The Science of Predicting the Next Catastrophe
Can we predict cataclysmic disasters such as earthquakes, volcanic eruptions, or stock market crashes? The Indian Ocean tsunami of 2004 claimed more than 200,000 lives. Hurricane Katrina killed over 1,800 people and devastated the city of New Orleans. The recent global financial crisis has cost corporations and ordinary people around the world billions of dollars. Megadisasters is a book that asks why catastrophes such as these catch us by surprise, and reveals the history and groundbreaking science behind efforts to forecast major disasters and minimize their destruction.
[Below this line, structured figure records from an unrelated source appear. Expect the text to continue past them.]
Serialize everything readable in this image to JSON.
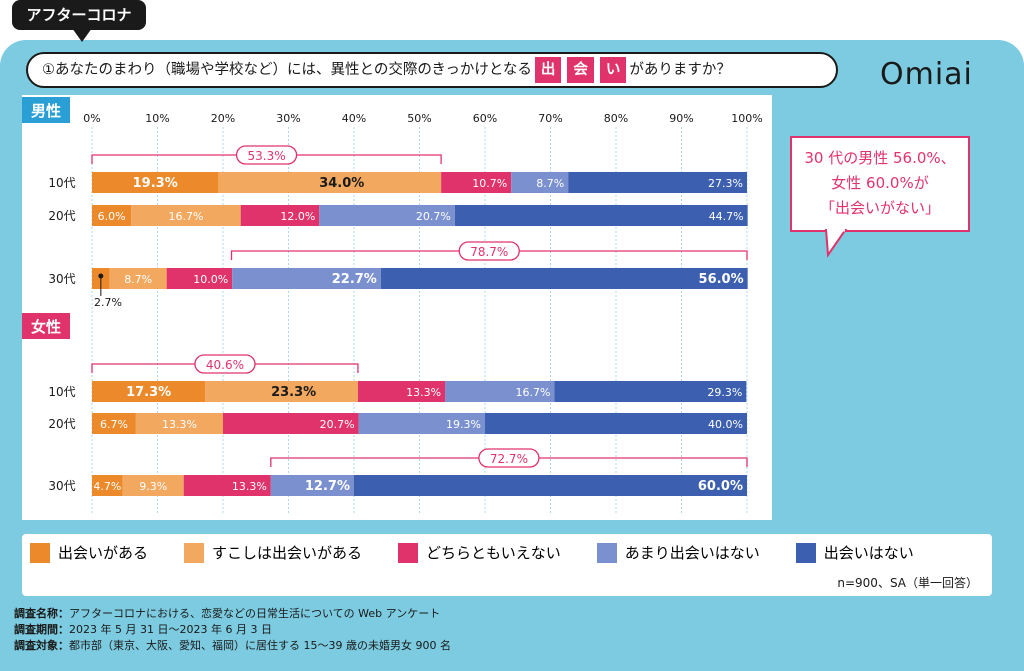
{
  "tag": "アフターコロナ",
  "question": {
    "prefix": "①あなたのまわり（職場や学校など）には、異性との交際のきっかけとなる",
    "highlight": [
      "出",
      "会",
      "い"
    ],
    "suffix": "がありますか？"
  },
  "logo": "Omiai",
  "callout": [
    "30 代の男性 56.0%、",
    "女性 60.0%が",
    "「出会いがない」"
  ],
  "legend_note": "n=900、SA（単一回答）",
  "footer": [
    {
      "label": "調査名称：",
      "text": "アフターコロナにおける、恋愛などの日常生活についての Web アンケート"
    },
    {
      "label": "調査期間：",
      "text": "2023 年 5 月 31 日〜2023 年 6 月 3 日"
    },
    {
      "label": "調査対象：",
      "text": "都市部（東京、大阪、愛知、福岡）に居住する 15〜39 歳の未婚男女 900 名"
    }
  ],
  "colors": {
    "aru": "#ec8a2b",
    "sukoshi": "#f2a85f",
    "dochira": "#e0336b",
    "amari": "#7b90cf",
    "nai": "#3c5fb0",
    "pink": "#e0336b",
    "blue_label": "#2a9fd6"
  },
  "chart_data": {
    "type": "bar",
    "stacked": true,
    "orientation": "horizontal",
    "xlim": [
      0,
      100
    ],
    "ticks": [
      "0%",
      "10%",
      "20%",
      "30%",
      "40%",
      "50%",
      "60%",
      "70%",
      "80%",
      "90%",
      "100%"
    ],
    "series": [
      {
        "name": "出会いがある",
        "key": "aru"
      },
      {
        "name": "すこしは出会いがある",
        "key": "sukoshi"
      },
      {
        "name": "どちらともいえない",
        "key": "dochira"
      },
      {
        "name": "あまり出会いはない",
        "key": "amari"
      },
      {
        "name": "出会いはない",
        "key": "nai"
      }
    ],
    "groups": [
      {
        "name": "男性",
        "rows": [
          {
            "label": "10代",
            "values": [
              19.3,
              34.0,
              10.7,
              8.7,
              27.3
            ],
            "bold": [
              true,
              true,
              false,
              false,
              false
            ],
            "bracket": {
              "from": 0,
              "to": 53.3,
              "label": "53.3%"
            }
          },
          {
            "label": "20代",
            "values": [
              6.0,
              16.7,
              12.0,
              20.7,
              44.7
            ],
            "bold": [
              false,
              false,
              false,
              false,
              false
            ]
          },
          {
            "label": "30代",
            "values": [
              2.7,
              8.7,
              10.0,
              22.7,
              56.0
            ],
            "bold": [
              false,
              false,
              false,
              true,
              true
            ],
            "bracket": {
              "from": 21.3,
              "to": 100,
              "label": "78.7%"
            },
            "outside_first": "2.7%"
          }
        ]
      },
      {
        "name": "女性",
        "rows": [
          {
            "label": "10代",
            "values": [
              17.3,
              23.3,
              13.3,
              16.7,
              29.3
            ],
            "bold": [
              true,
              true,
              false,
              false,
              false
            ],
            "bracket": {
              "from": 0,
              "to": 40.6,
              "label": "40.6%"
            }
          },
          {
            "label": "20代",
            "values": [
              6.7,
              13.3,
              20.7,
              19.3,
              40.0
            ],
            "bold": [
              false,
              false,
              false,
              false,
              false
            ]
          },
          {
            "label": "30代",
            "values": [
              4.7,
              9.3,
              13.3,
              12.7,
              60.0
            ],
            "bold": [
              false,
              false,
              false,
              true,
              true
            ],
            "bracket": {
              "from": 27.3,
              "to": 100,
              "label": "72.7%"
            }
          }
        ]
      }
    ]
  }
}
Each chapter of this exciting and eye-opening book explores a particular type of cataclysmic event and the research surrounding it, including earthquakes, tsunamis, volcanic eruptions, hurricanes, rapid climate change, collisions with asteroids or comets, pandemics, and financial crashes. Florin Diacu tells the harrowing true stories of people impacted by these terrible events, and of the scientists racing against time to predict when the next big disaster will strike. He describes the mathematical models that are so critical to understanding the laws of nature and foretelling potentially lethal phenomena, the history of modeling and its prospects for success in the future, and the enormous challenges to scientific prediction posed by the chaos phenomenon, which is the high instability that underlies many processes around us.
Yielding new insights into the perils that can touch every one of us, Megadisasters shows how the science of predicting disasters holds the promise of a safer and brighter tomorrow.
Florin Diacu is professor of mathematics and former director of the Pacific Institute for the Mathematical Sciences at the University of Victoria in Canada. He is the coauthor of Celestial Encounters: The Origins of Chaos and Stability and the coeditor of Classical and Celestial Mechanics: The Recife Lectures (both Princeton).